The reason consumers choose to purchase clothing or products that display a brand name or logo has been debated for decades. Separate and distinct value for a brand is nothing new. Since the beginning of the modern marketing era, consumers have found additional value in a brand or logo. Generally attached to garments or products in inconspicuous locations or tags, showing the label brought many a wearer satisfaction that they could afford the very best or were members of a particular segment of the consumer society.
A well-recognized label or brand on a product soon saw consumers willing to place an additional value for the brand or logo over a generic equivalent. The practice of adorning apparel with obvious or overt images or topics of interest to the wearer became popular in the 1970s when printed dresses emerged as a vogue fashion statement. Manufacturers discovered that consumers were willing to purchase items that prominently displayed a licensed image or logo on the product or service.
In 2019, global sales of licensed, branded merchandise and services produced $292.8 billion in revenue. Apparel, Toys, and Fashion Accessories represented the largest categories of branded merchandise and services. The entertainment, or character, sector is the largest market segment with a 43.8 percent share. Regardless of consumers’ reasons behind the love for displaying the brand, brand marketing has become a massive business. Merchandise licensing is a pathway for a company to offer new products that fall outside its recognized core competency. It also provides an avenue to developing additional revenue streams, advancing a competitive edge in its core marketplace, and differentiating unique products over a competitor’s.

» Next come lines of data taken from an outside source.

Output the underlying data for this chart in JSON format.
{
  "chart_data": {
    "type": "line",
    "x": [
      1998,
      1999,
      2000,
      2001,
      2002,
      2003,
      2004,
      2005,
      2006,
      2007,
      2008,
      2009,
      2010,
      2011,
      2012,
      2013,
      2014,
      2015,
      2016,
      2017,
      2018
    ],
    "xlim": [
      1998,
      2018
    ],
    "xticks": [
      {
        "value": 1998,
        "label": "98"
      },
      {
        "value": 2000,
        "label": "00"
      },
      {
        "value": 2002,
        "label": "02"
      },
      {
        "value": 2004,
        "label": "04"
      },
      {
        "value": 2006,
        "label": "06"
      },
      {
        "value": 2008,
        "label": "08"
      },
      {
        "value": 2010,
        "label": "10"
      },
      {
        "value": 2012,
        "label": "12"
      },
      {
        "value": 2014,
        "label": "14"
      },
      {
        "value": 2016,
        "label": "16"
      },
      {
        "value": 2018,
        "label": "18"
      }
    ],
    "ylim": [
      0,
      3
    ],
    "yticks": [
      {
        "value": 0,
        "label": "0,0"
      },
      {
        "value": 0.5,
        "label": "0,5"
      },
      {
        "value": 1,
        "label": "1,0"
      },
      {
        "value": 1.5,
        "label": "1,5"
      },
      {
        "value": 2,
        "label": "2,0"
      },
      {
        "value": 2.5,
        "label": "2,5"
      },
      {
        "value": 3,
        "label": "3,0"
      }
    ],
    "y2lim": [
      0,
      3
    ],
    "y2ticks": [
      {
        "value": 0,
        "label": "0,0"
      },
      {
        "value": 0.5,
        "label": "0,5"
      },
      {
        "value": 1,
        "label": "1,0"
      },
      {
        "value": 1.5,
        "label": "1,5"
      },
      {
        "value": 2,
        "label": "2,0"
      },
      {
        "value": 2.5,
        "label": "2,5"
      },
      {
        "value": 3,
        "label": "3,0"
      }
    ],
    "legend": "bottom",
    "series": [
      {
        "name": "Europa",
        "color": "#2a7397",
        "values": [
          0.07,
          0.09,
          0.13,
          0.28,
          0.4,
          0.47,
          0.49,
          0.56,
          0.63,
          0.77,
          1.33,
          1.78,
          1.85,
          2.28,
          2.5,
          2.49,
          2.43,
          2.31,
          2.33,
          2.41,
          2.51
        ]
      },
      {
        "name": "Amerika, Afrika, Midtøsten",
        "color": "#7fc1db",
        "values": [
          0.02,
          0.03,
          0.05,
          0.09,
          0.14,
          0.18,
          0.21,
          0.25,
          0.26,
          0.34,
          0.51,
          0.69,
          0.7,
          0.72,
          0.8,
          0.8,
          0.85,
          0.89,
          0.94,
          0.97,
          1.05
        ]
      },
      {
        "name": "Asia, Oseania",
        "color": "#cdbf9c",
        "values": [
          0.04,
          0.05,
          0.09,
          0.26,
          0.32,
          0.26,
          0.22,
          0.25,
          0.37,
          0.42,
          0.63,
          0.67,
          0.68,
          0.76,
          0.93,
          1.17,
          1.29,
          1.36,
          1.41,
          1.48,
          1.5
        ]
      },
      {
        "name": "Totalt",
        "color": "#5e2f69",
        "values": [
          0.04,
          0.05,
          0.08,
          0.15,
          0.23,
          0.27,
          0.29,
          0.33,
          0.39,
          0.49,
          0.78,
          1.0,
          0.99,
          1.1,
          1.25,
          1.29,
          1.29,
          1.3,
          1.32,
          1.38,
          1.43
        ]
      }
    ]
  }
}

Netflix is the latest entertainment business to enter the world of brand marketing with its recent launch of an online store featuring merchandise related to shows and movies from the leading entertainment platform. According to a company press release, the new store will regularly release “limited editions of carefully selected high-quality apparel and lifestyle products.”
Merchandise will include “streetwear and action figures” based on two of its anime series, “Yasuke” and “Eden,” as well as apparel and other decorative items based on the Netflix show “Lupin.”

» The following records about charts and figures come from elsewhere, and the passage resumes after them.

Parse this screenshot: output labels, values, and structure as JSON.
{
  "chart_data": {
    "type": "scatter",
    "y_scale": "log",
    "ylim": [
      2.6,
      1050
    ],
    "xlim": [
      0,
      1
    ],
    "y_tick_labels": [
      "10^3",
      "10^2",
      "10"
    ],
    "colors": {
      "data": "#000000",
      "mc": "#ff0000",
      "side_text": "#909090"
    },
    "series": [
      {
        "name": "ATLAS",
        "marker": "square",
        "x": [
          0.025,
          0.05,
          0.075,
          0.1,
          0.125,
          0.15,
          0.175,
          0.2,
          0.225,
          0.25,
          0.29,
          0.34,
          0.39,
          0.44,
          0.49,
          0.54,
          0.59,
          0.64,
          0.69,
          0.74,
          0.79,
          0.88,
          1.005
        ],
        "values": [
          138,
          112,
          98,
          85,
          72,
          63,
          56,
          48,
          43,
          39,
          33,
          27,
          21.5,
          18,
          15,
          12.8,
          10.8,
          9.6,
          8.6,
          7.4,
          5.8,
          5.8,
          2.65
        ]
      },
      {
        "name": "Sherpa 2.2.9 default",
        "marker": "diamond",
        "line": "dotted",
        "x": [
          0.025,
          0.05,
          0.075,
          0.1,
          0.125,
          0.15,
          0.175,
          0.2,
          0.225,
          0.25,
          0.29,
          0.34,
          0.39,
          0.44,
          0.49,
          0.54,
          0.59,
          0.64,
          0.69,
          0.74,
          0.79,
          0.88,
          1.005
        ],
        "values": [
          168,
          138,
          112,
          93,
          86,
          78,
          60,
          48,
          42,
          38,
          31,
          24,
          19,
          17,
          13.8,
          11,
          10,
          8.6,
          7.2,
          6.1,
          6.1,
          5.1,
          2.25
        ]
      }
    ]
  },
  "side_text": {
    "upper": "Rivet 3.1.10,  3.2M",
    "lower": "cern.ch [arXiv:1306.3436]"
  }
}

Items include a “Yasuke,” Tie-Dye Katana Hoodie designed by Jordan Bentley’s for $82, and “Eden” t-shirts from Japanese clothing brand Beams for $45.The website also lists a $95 “Yasuke” Cuban Link Necklace by designer Kristopher Kites and a $135 “Yasuke” Haruto Clock.

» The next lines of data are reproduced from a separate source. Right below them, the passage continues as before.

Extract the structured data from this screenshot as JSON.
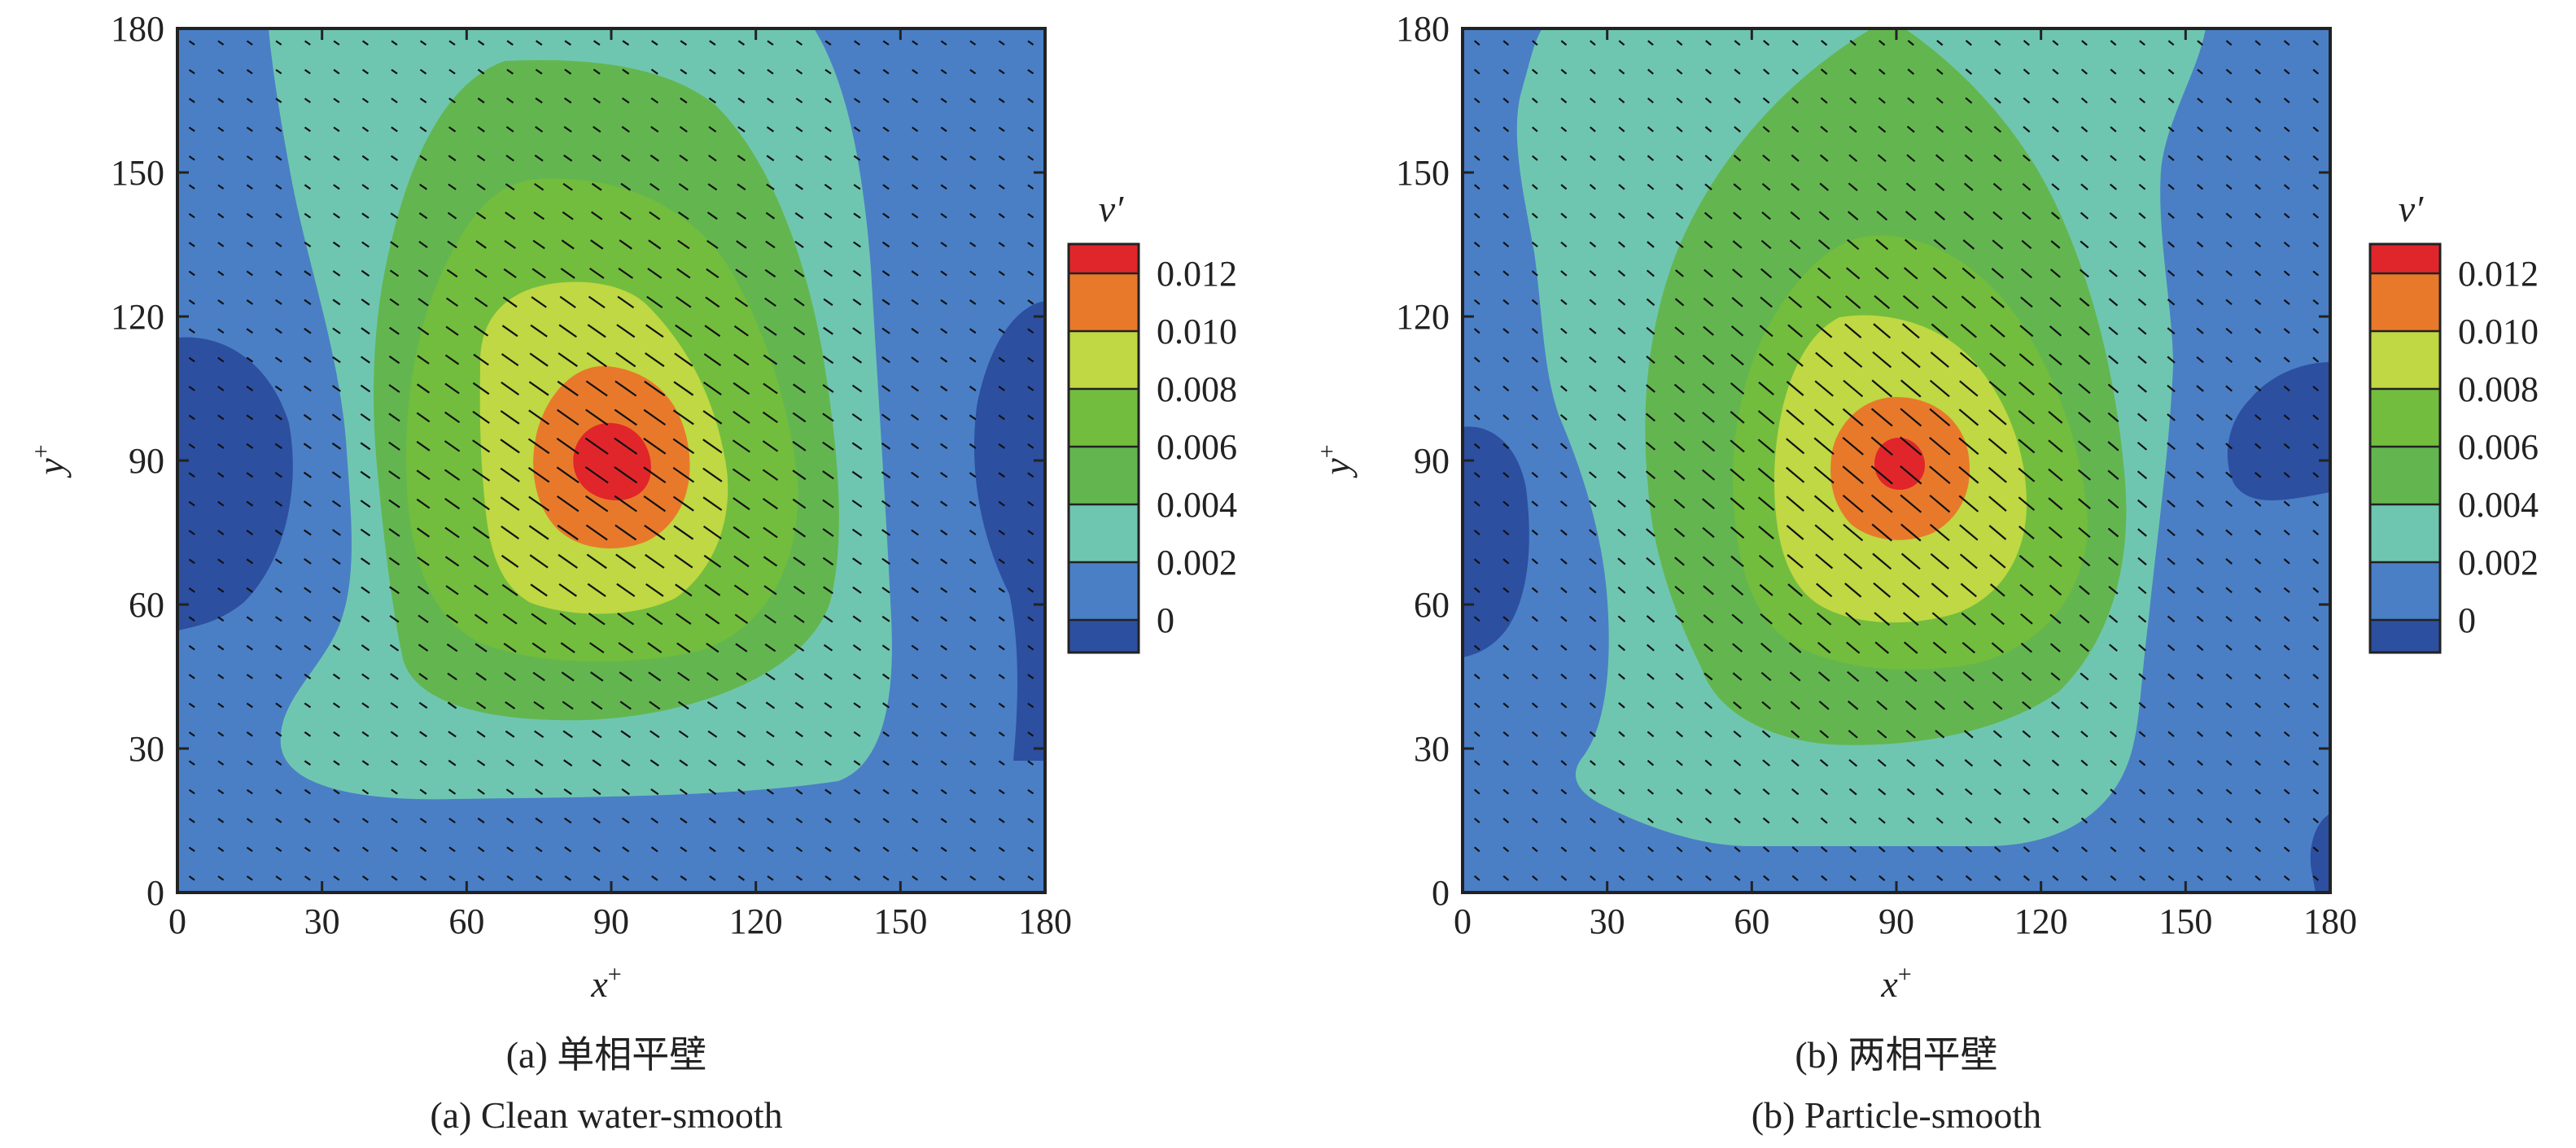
{
  "chart_data": [
    {
      "type": "heatmap",
      "subtype": "filled-contour-with-vectors",
      "caption_cn": "(a) 单相平壁",
      "caption_en": "(a) Clean water-smooth",
      "xlabel": "x",
      "xlabel_sup": "+",
      "ylabel": "y",
      "ylabel_sup": "+",
      "xlim": [
        0,
        180
      ],
      "ylim": [
        0,
        180
      ],
      "xticks": [
        0,
        30,
        60,
        90,
        120,
        150,
        180
      ],
      "yticks": [
        0,
        30,
        60,
        90,
        120,
        150,
        180
      ],
      "colorbar_title": "v′",
      "levels": [
        0,
        0.002,
        0.004,
        0.006,
        0.008,
        0.01,
        0.012
      ],
      "level_labels": [
        "0",
        "0.002",
        "0.004",
        "0.006",
        "0.008",
        "0.010",
        "0.012"
      ],
      "colors": [
        "#2d4fa0",
        "#4a7fc6",
        "#6fc6b0",
        "#63b64f",
        "#72bd3e",
        "#bfd843",
        "#e8792b",
        "#e0262a"
      ],
      "vortex_center": [
        90,
        90
      ],
      "vector_angle_deg": -35
    },
    {
      "type": "heatmap",
      "subtype": "filled-contour-with-vectors",
      "caption_cn": "(b) 两相平壁",
      "caption_en": "(b) Particle-smooth",
      "xlabel": "x",
      "xlabel_sup": "+",
      "ylabel": "y",
      "ylabel_sup": "+",
      "xlim": [
        0,
        180
      ],
      "ylim": [
        0,
        180
      ],
      "xticks": [
        0,
        30,
        60,
        90,
        120,
        150,
        180
      ],
      "yticks": [
        0,
        30,
        60,
        90,
        120,
        150,
        180
      ],
      "colorbar_title": "v′",
      "levels": [
        0,
        0.002,
        0.004,
        0.006,
        0.008,
        0.01,
        0.012
      ],
      "level_labels": [
        "0",
        "0.002",
        "0.004",
        "0.006",
        "0.008",
        "0.010",
        "0.012"
      ],
      "colors": [
        "#2d4fa0",
        "#4a7fc6",
        "#6fc6b0",
        "#63b64f",
        "#72bd3e",
        "#bfd843",
        "#e8792b",
        "#e0262a"
      ],
      "vortex_center": [
        90,
        90
      ],
      "vector_angle_deg": -40
    }
  ]
}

Netflix promises to introduce more exclusive merchandise related to other programs, based on “The Witcher” and “Stranger Things” series. The entertainment company already licenses hundreds of products based on its original programming available for purchase at Target, Walmart, Amazon, H&M, Sephora, and other well-known retailers. Netflix can expect to gain increased relevancy, name recall, and an additional revenue stream from this foray into the brand/licensing marketplace.